30,000 Iraqis held without trial and at risk of torture
The methods of torture include beating with cables and hose pipes, prolonged suspension by the limbs, electric shocks to sensitive parts of the body, breaking of limbs and the removal of finger and toenails.
Several detainees have died in custody, apparently as a result of torture or other ill-treatment by Iraqi interrogators and prison guards.
The report, New Order Same Abuses, also highlights long-term detentions in the northern Kurdistan region by the Asayish–Kurdish security police.
Father-of-three Walid Yunis Ahmad, 52, has been detained without charge or trial for more than 10 years.
He is the longest-held, untried detainee in Iraq known to Amnesty International.
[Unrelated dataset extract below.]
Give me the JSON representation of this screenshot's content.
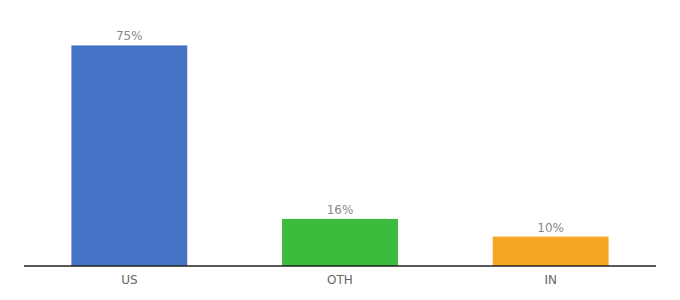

He is alleged to have been tortured, and has been held in solitary confinement since going on hunger strike in 2008 in protest at his continuing detention
Colm O’Gorman, executive director of Amnesty International Ireland, said Iraq’s security forces have been responsible for systematic human rights abuses while their government looks the other way. And the US authorities have handed over thousands of people to face this catalogue of violence and abuse.
Torture is widely used in Iraq to obtain “confessions”. In many cases these are already prepared by interrogators. Detainees are forced to sign while blindfolded and without reading the contents. Hundreds of prisoners are reported to have been sentenced to death, and some have been executed, after being convicted on the basis of “confessions” which they said were false and had been signed under duress.